(2017年 台湾)
度を越したスプラッタ描写と、それを上回る人間の内面のグロテスクさを描いた作品なのですが、「そんな奴おらんやろ」と大木こだまばりにツッコミたくなるほどデフォルメされた人間ドラマに難ありでした。もっとリアリティに目配せした作風であれば主張がより際立ったと思うのですが。
感想
度を越したスプラッター描写を見よ!
冒頭、二人の怪物がホームレスを捕食するのですが、ここでの血糊や内臓がやたらぐちょぐちょベチョベチョした感じで、のっけから物凄いものを見せられます。
本作はタイトルの通りのホラー映画なのですが、スプラッター描写にはやたらと気合が入っており、台湾映画界の底力を見せられたような気がしました。
女教師大出血からの炎上、スクールバスや学習塾での皆殺し大虐殺など枚挙に暇がないのですが、とにかく凄いものを見せてやる、観客を不快にさせてやるという作り手側の精魂込めた仕事には恐れ入りました。
本作は極めて優れたスプラッターホラーであると言えます。
そして汚らしいルックスの怪物がなかなかのインパクトなのですが、中の人はこんなに美人でした。よくこんな美人をあそこまで汚したなと、こちらでも感心致します。
人間ドラマはデフォルメしすぎ
高校生が怪物の子供を監禁していろいろと酷いことをして、怪物の姉が誘拐された妹を探して台北を血の海にするというのがざっくりとしたあらすじ。
主人公はいじめられっ子で、クラスのリーダー格4人からそれはそれは酷いイジメを受けていたのですが、たまたま怪物の捕獲&監禁のメンバーに入ったことから、いじめっ子グループから仲間と見做されるようになります。

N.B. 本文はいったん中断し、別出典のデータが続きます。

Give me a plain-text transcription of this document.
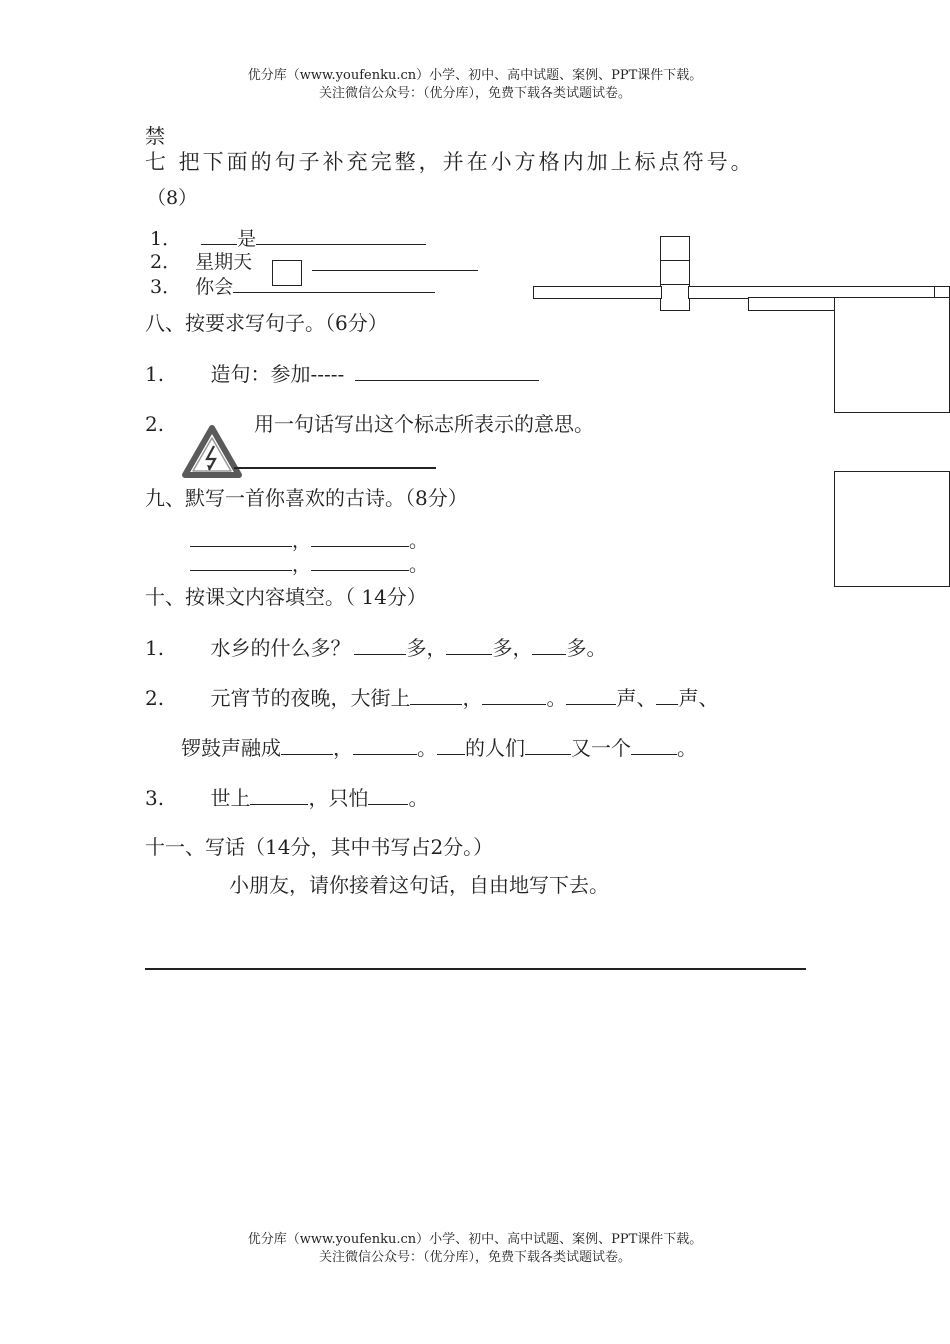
优分库（www.youfenku.cn）小学、初中、高中试题、案例、PPT课件下载。
关注微信公众号：（优分库），免费下载各类试题试卷。
禁
七 把下面的句子补充完整，并在小方格内加上标点符号。
（8）
1．	是
2． 星期天
3． 你会
八、按要求写句子。（6分）
1. 造句：参加-----
2.	用一句话写出这个标志所表示的意思。
九、默写一首你喜欢的古诗。（8分）
，	。
，	。
十、按课文内容填空。（ 14分）
1. 水乡的什么多？	多， 多， 多。
2. 元宵节的夜晚，大街上	，	。	声、 声、
锣鼓声融成	，	。 的人们 又一个 。
3. 世上	，只怕 。
十一、写话（14分，其中书写占2分。）
小朋友，请你接着这句话，自由地写下去。
优分库（www.youfenku.cn）小学、初中、高中试题、案例、PPT课件下载。
关注微信公众号：（优分库），免费下载各类试题试卷。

いじめっ子グループが怪物に対して行う所業には嫌悪感を抱きつつも、仲間に入ったことで自分へのいじめは回避できたどころか、他のクラスメイトから攻撃を受けそうになれば「おい、何してくれてんだ」と言って守ってくれるようになったので、心は痛みつつも怪物いじめをやめられなくなります。
この通り、いじめ問題をかなり切実に扱った作品であり、気合の入ったスプラッタ描写以上に人間心理のドロドロが際立つ構成になっています。
いじめっ子のリーダー格がK-POPグループのメンバーにでもいそうなイケメンで、その彼女もアイドルみたいなルックスだったりで、見た目の美しさに対して内面のグロテスクさが強調されており、「怪物と人間とでは、どちらがより怪物ですか?」という禅問答的な問いかけを見出しました。
そうした方向性は良いと思うのですが、人間ドラマをちょっとデフォルメしすぎてリアリティが減衰しすぎかなという印象です。
例えば序盤、主人公は学級費を盗んだという疑惑をかけられてクラス全員から言葉の暴力を受けるのですが、その場にいる教師までが主人公を攻撃する側に回っているのは、いくら何でもリアリティに欠けます。
また、いじめっ子のリーダー格が他のクラスメイトを殴った件で教師から責められる場面でも、父親が犯罪者で血は争えない的な、さすがにそんなこと言う奴おらんやろという発言が飛び出します。
いじめっ子はいじめっ子で、学校からの命令で老人ホームへの奉仕活動へ行かされた際に老人をおもちゃにして遊ぶという、これまた常識をフライングしすぎたことをします。
全体的にやり過ぎであり、もうちょっと現実寄りにしてくれると素晴らしいホラー映画になったのに、なぜここまで振り切っちゃったんだろうという印象です。
面白いのは面白かったんですけどね。